Только раз слышал он на улице этот крик – там, у Медного Всадника: точь-в-точь так кричало. Но то был автомобиль, освещенный рефлекторами. Только раз иногда коротавший с ним ночи безработный Степан слышал как… крикнуло. Но на все приставания к нему Александра Ивановича лишь угрюмо сказал:
– «Это вас они ищут…»
Кто они, на это Степка – молчок. И больше ни слова. Только стал Александра Ивановича этот Степка чуждаться, реже к нему заходить; ночевать же – ни-ни… И ни дворнику, ни писцу Воронкову, ни сапожнику Степка – ни слова. Александр Иванович – тоже ни слова…

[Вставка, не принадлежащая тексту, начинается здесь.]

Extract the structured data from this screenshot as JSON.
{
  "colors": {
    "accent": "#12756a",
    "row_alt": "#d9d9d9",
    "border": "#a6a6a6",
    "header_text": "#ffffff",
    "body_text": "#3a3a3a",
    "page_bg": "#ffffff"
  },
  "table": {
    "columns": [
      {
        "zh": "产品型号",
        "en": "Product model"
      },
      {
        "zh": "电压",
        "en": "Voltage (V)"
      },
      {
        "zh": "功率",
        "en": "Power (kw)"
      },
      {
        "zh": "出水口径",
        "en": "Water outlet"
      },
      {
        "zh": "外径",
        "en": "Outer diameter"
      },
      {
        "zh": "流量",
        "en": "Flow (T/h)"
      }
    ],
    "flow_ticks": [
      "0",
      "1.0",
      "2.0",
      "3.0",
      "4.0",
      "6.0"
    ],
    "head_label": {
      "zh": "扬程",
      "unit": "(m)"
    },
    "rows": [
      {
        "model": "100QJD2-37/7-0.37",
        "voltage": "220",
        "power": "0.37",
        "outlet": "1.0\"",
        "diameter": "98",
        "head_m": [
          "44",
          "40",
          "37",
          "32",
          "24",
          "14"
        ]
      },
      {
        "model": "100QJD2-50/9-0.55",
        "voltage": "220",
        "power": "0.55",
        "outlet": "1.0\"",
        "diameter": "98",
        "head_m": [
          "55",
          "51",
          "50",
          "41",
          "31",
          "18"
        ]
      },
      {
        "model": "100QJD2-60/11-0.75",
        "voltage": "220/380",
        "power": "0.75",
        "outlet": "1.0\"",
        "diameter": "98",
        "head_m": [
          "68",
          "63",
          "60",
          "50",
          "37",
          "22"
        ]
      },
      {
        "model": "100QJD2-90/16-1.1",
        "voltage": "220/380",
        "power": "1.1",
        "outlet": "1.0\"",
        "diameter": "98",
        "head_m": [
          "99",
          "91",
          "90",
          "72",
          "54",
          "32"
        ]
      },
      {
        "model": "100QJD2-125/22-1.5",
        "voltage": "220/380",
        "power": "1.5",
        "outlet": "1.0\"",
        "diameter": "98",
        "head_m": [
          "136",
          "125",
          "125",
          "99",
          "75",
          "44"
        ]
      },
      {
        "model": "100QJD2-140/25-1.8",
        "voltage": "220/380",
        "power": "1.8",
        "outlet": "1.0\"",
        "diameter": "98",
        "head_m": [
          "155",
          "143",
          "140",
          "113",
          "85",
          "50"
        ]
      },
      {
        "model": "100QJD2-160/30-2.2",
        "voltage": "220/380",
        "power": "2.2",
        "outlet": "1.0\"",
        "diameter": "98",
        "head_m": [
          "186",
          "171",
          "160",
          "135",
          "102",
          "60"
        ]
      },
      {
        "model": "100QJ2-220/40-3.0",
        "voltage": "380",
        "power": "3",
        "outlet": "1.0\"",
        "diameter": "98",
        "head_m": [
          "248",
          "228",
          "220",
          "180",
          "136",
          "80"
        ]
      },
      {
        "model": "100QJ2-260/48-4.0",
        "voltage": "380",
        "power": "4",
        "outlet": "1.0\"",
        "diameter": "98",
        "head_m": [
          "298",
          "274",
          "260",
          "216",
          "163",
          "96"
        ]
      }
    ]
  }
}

Но каково быть насильственно вбитым во все это, ни с кем не делиться!
– «Это вас они ищут…»
Кто они, и почему они – ищут?…
____________________
Вот и сейчас.
Александр Иванович непроизвольно бросил кверху свой взор: к окошку на пятом чердачном этажике; и в окошке был свет: было видно, что какая-то угловатая тень беспокойно слонялась в окошке. Миг, – и он беспокойно в кармане нащупал свой комнатный ключик: был ключик с ним. Кто же там очутился в запертой его комнате?…
Может быть – обыск? О, если бы только обыск: он влетел бы на обыск, как счастливейший человек; пусть его заберут и упрячут, хотя б… в Петропавловку. Те, кто спрячет его в Петропавловку, все же хоть люди – во всяком случае, не они.
– «Это вас они ищут…»
Александр Иванович перевел дыхание и дал себе заранее слово не ужасаться чрезмерно, потому что события, какие с ним теперь могли совершиться, – одна только праздная, мозговая игра.
Александр Иванович вошел в черный ход.
Мертвый луч падал в окошко
Так, так, так: там стояли они; так же стояли они при последнем ночном возвращении. И они его ждали. Кто они были, этого сказать положительно было нельзя: два очертания. Мертвый луч падал в окошко с третьего этажа; белесовато ложился на серых ступенях.
И в совершеннейшей темноте белесоватые пятна лежали так ужасно спокойно – бестрепетно.
В белесоватое, вот это, пятно вступали лестничные перила; у перил же стояли они: два очертания; пропустили Александра Ивановича, стоя справа и слева от него; так же они пропустили Александра Ивановича и тогда; ничего не сказали, не шевельнулись, не дрогнули; чувствовался лишь чей-то дурной из темноты на него прищуренный, не моргающий глаз.
Не приблизиться ль к ним, не зашептать ли им на уши в памяти восставшее из сна заклинание?
– «Енфраншиш, енфраншиш!…»
Каково только вот вступать под упорным их взглядом в белесоватое это пятно: быть освещенным луною, чувствуя по обе стороны зоркий взгляд наблюдателя; далее – каково ощутить наблюдателей черной лестницы у себя за спиной, ежесекундно на все готовых; каково не ускорить шага и хладнокровно покашливать?